Investors need to be accounting for adaptation alongside mitigation, IIGCC says.
The Institutional Investors Group on Climate Change (IIGCC) is developing an investor framework to help asset owners and managers measure and improve the climate resilience of their investments.
The European membership body for investor collaboration on climate change has published a discussion paper to support the development of its planned Climate Resilience Investment Framework (CRIF), which will introduce guidelines for addressing asset, portfolio and systemic risks posed by the physical impacts of climate change.
The framework structure will cover governance and strategy, targets and objectives, strategic asset allocation, asset class alignment, and policy advocacy and market engagement.
“It can be hard for an investor to understand how significant the changing climate is on an investment portfolio or spot the investment opportunities which can help build resilience,” said Marion Maloney, Co-Lead of IIGCC’s Adaptation and Resilience Working Group and Head of Responsible Investment and Governance at the Environment Agency Pension Fund.
“I hope IIGCC’s CRIF is the impetus for wider action across the investment community and that together we can help build a clean and climate resilient future.”
The discussion paper said that there has been a welcome increase in investor commitments to mitigating the impacts of climate change in investments, most notably through decarbonisation targets, but noted slower progress on understanding and investing in climate resilience.
A group of investors representing US$10 trillion in assets called on companies to identify and respond to physical climate risks last year. Global climate resilience financing will need to reach US$300 billion per year by 2030 and US$500 billion a year by 2050, according to a 2021 UN Environment Programme report.
Stakeholders can submit feedback to the discussion paper until 14 October. Following road testing of the initial recommendations, the IIGCC will release components of the framework “on an iterative basis” throughout 2023 and beyond.
The IIGCC has more than 375 members across 23 countries, collectively managing over €51 trillion in AUM.
Making new commitments
Subject to feedback, the CRIF will require investors to adopt a distinct set of new targets alongside their existing net zero commitments.
“There are important differences between net zero alignment and alignment with climate resilience objectives which will likely necessitate separate commitment vehicles,” the report said. “Net zero goals are quantitative, clear and pathway-reliant, whereas climate resilience goals are more process-based and context-specific. In addition, the data required for alignment with climate resilience objectives is more granular, location-specific and typically harder to obtain.”

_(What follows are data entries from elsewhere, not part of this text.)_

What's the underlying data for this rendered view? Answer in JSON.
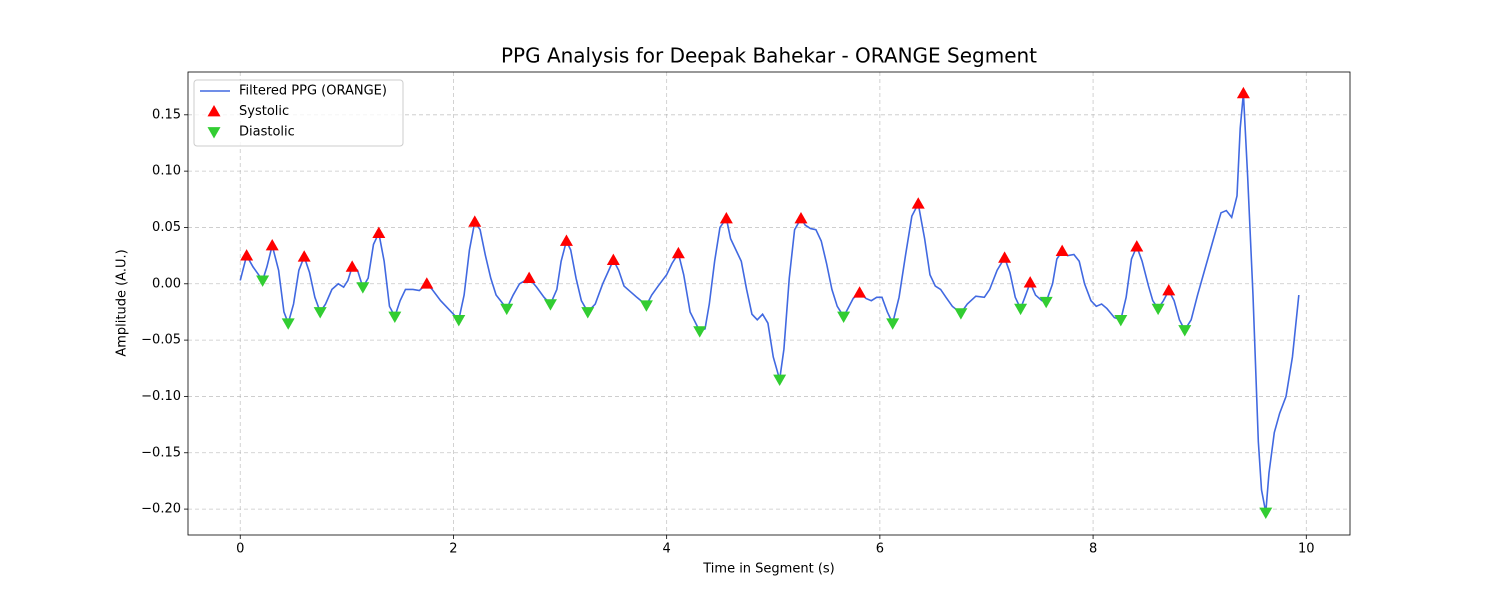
{
  "chart_data": {
    "type": "line",
    "title": "PPG Analysis for Deepak Bahekar - ORANGE Segment",
    "x_label": "Time in Segment (s)",
    "y_label": "Amplitude (A.U.)",
    "xlim": [
      -0.49,
      10.41
    ],
    "ylim": [
      -0.223,
      0.188
    ],
    "xticks": [
      0,
      2,
      4,
      6,
      8,
      10
    ],
    "yticks": [
      {
        "value": -0.2,
        "label": "−0.20"
      },
      {
        "value": -0.15,
        "label": "−0.15"
      },
      {
        "value": -0.1,
        "label": "−0.10"
      },
      {
        "value": -0.05,
        "label": "−0.05"
      },
      {
        "value": 0,
        "label": "0.00"
      },
      {
        "value": 0.05,
        "label": "0.05"
      },
      {
        "value": 0.1,
        "label": "0.10"
      },
      {
        "value": 0.15,
        "label": "0.15"
      }
    ],
    "grid": true,
    "legend": "upper left",
    "series": [
      {
        "name": "Filtered PPG (ORANGE)",
        "color": "#4169e1",
        "style": "line",
        "x": [
          0.0,
          0.06,
          0.12,
          0.21,
          0.25,
          0.3,
          0.36,
          0.41,
          0.45,
          0.5,
          0.55,
          0.6,
          0.65,
          0.7,
          0.75,
          0.8,
          0.86,
          0.92,
          0.97,
          1.01,
          1.05,
          1.1,
          1.15,
          1.2,
          1.25,
          1.3,
          1.35,
          1.4,
          1.45,
          1.5,
          1.55,
          1.62,
          1.68,
          1.75,
          1.8,
          1.88,
          1.95,
          2.05,
          2.1,
          2.15,
          2.2,
          2.25,
          2.3,
          2.35,
          2.4,
          2.5,
          2.56,
          2.62,
          2.71,
          2.78,
          2.85,
          2.91,
          2.97,
          3.01,
          3.06,
          3.1,
          3.15,
          3.2,
          3.26,
          3.33,
          3.4,
          3.5,
          3.55,
          3.6,
          3.66,
          3.72,
          3.81,
          3.86,
          3.92,
          4.0,
          4.05,
          4.11,
          4.16,
          4.22,
          4.31,
          4.36,
          4.4,
          4.45,
          4.5,
          4.56,
          4.6,
          4.65,
          4.7,
          4.75,
          4.8,
          4.85,
          4.9,
          4.95,
          5.0,
          5.06,
          5.1,
          5.15,
          5.2,
          5.26,
          5.3,
          5.35,
          5.4,
          5.45,
          5.5,
          5.55,
          5.6,
          5.66,
          5.7,
          5.75,
          5.81,
          5.87,
          5.92,
          5.97,
          6.02,
          6.07,
          6.12,
          6.18,
          6.24,
          6.3,
          6.36,
          6.42,
          6.47,
          6.52,
          6.57,
          6.62,
          6.68,
          6.76,
          6.82,
          6.9,
          6.98,
          7.03,
          7.1,
          7.17,
          7.22,
          7.27,
          7.32,
          7.36,
          7.41,
          7.46,
          7.52,
          7.56,
          7.62,
          7.66,
          7.71,
          7.76,
          7.82,
          7.87,
          7.92,
          7.98,
          8.03,
          8.08,
          8.13,
          8.2,
          8.26,
          8.31,
          8.36,
          8.41,
          8.46,
          8.52,
          8.56,
          8.61,
          8.66,
          8.71,
          8.76,
          8.81,
          8.86,
          8.92,
          8.98,
          9.04,
          9.1,
          9.16,
          9.2,
          9.25,
          9.3,
          9.35,
          9.38,
          9.41,
          9.45,
          9.5,
          9.55,
          9.58,
          9.62,
          9.65,
          9.7,
          9.75,
          9.81,
          9.87,
          9.93
        ],
        "values": [
          0.003,
          0.025,
          0.015,
          0.003,
          0.015,
          0.034,
          0.012,
          -0.025,
          -0.035,
          -0.018,
          0.012,
          0.024,
          0.01,
          -0.012,
          -0.025,
          -0.018,
          -0.005,
          0.0,
          -0.003,
          0.003,
          0.015,
          0.012,
          -0.003,
          0.005,
          0.035,
          0.045,
          0.02,
          -0.02,
          -0.029,
          -0.015,
          -0.005,
          -0.005,
          -0.006,
          0.0,
          -0.005,
          -0.015,
          -0.022,
          -0.032,
          -0.01,
          0.03,
          0.055,
          0.048,
          0.025,
          0.005,
          -0.01,
          -0.022,
          -0.01,
          0.0,
          0.005,
          -0.003,
          -0.012,
          -0.018,
          -0.005,
          0.02,
          0.038,
          0.03,
          0.005,
          -0.015,
          -0.025,
          -0.018,
          0.0,
          0.021,
          0.012,
          -0.002,
          -0.007,
          -0.012,
          -0.019,
          -0.01,
          -0.002,
          0.008,
          0.018,
          0.027,
          0.008,
          -0.025,
          -0.042,
          -0.04,
          -0.018,
          0.02,
          0.05,
          0.058,
          0.04,
          0.03,
          0.02,
          -0.005,
          -0.027,
          -0.032,
          -0.027,
          -0.035,
          -0.065,
          -0.085,
          -0.058,
          0.005,
          0.048,
          0.058,
          0.052,
          0.049,
          0.048,
          0.038,
          0.018,
          -0.005,
          -0.02,
          -0.029,
          -0.022,
          -0.013,
          -0.008,
          -0.013,
          -0.015,
          -0.012,
          -0.012,
          -0.025,
          -0.035,
          -0.012,
          0.025,
          0.06,
          0.071,
          0.04,
          0.008,
          -0.002,
          -0.005,
          -0.012,
          -0.02,
          -0.026,
          -0.018,
          -0.011,
          -0.012,
          -0.005,
          0.012,
          0.023,
          0.01,
          -0.012,
          -0.022,
          -0.012,
          0.001,
          -0.01,
          -0.015,
          -0.016,
          0.0,
          0.022,
          0.029,
          0.025,
          0.026,
          0.02,
          0.0,
          -0.015,
          -0.02,
          -0.018,
          -0.022,
          -0.03,
          -0.032,
          -0.012,
          0.022,
          0.033,
          0.02,
          -0.002,
          -0.015,
          -0.022,
          -0.015,
          -0.006,
          -0.015,
          -0.032,
          -0.041,
          -0.032,
          -0.01,
          0.01,
          0.03,
          0.05,
          0.063,
          0.065,
          0.059,
          0.078,
          0.138,
          0.169,
          0.095,
          -0.01,
          -0.14,
          -0.183,
          -0.203,
          -0.168,
          -0.132,
          -0.115,
          -0.1,
          -0.065,
          -0.01
        ]
      },
      {
        "name": "Systolic",
        "color": "#ff0000",
        "style": "marker",
        "marker": "up",
        "x": [
          0.06,
          0.3,
          0.6,
          1.05,
          1.3,
          1.75,
          2.2,
          2.71,
          3.06,
          3.5,
          4.11,
          4.56,
          5.26,
          5.81,
          6.36,
          7.17,
          7.41,
          7.71,
          8.41,
          8.71,
          9.41
        ],
        "values": [
          0.025,
          0.034,
          0.024,
          0.015,
          0.045,
          0.0,
          0.055,
          0.005,
          0.038,
          0.021,
          0.027,
          0.058,
          0.058,
          -0.008,
          0.071,
          0.023,
          0.001,
          0.029,
          0.033,
          -0.006,
          0.169
        ]
      },
      {
        "name": "Diastolic",
        "color": "#32cd32",
        "style": "marker",
        "marker": "down",
        "x": [
          0.21,
          0.45,
          0.75,
          1.15,
          1.45,
          2.05,
          2.5,
          2.91,
          3.26,
          3.81,
          4.31,
          5.06,
          5.66,
          6.12,
          6.76,
          7.32,
          7.56,
          8.26,
          8.61,
          8.86,
          9.62
        ],
        "values": [
          0.003,
          -0.035,
          -0.025,
          -0.003,
          -0.029,
          -0.032,
          -0.022,
          -0.018,
          -0.025,
          -0.019,
          -0.042,
          -0.085,
          -0.029,
          -0.035,
          -0.026,
          -0.022,
          -0.016,
          -0.032,
          -0.022,
          -0.041,
          -0.203
        ]
      }
    ]
  }
}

Recognising that the physical risk and resilience data landscape is “nascent”, the discussion paper has proposed a range of indicators across the framework’s core themes, which can evolve into quantitative targets in the future.
Under the engagement theme, the IIGCC said asset owners can track the percentage of asset managers they have asked to report on climate resilience in accordance with the CRIF. It also suggested asset owners include climate resilience in their stewardship policies and practices, and also disclose the number of investment mandates that incorporate expectations relating to climate resilience.
As an initial step towards defining an overall climate resilience commitment for investors, the IIGCC has also proposed possible components, including recognising the existence of limits to climate adaptation and resilience, pledging to support and encourage governments to address climate-related vulnerabilities at a systems-level, and acknowledging that this commitment aims to supplement mitigation efforts, not replace them.
Stephanie Pfeifer, CEO, IIGCC, said: “Not only does the proposed CRIF aim to help investors better understand their exposure to physical climate risk, but it also seeks to promote investor action that will build climate resilience at an asset, portfolio and wider societal level. We look forward to collaborating with interested parties on the future development of the framework.”
First established in 2019, the NZIF outlines the recommended scope, metrics and targets, and implementation actions investors can use when aligning assets with their net zero ambitions.
Used by signatories of the Net Zero Asset Managers initiative, Net Zero Asset Owner Alliance and the Paris Aligned Asset Owners to guide efforts to achieve net zero emissions globally by 2050 or sooner, NZIF currently covers listed equities, corporate fixed income, sovereign bonds, real estate, private equity and infrastructure.
The Net Zero Stewardship Toolkit was developed in partnership with UK pension scheme Railpen, consisting of six key steps codifying best practice for asset owners and managers to make sure their net zero-focused engagement priorities and objectives are aligned.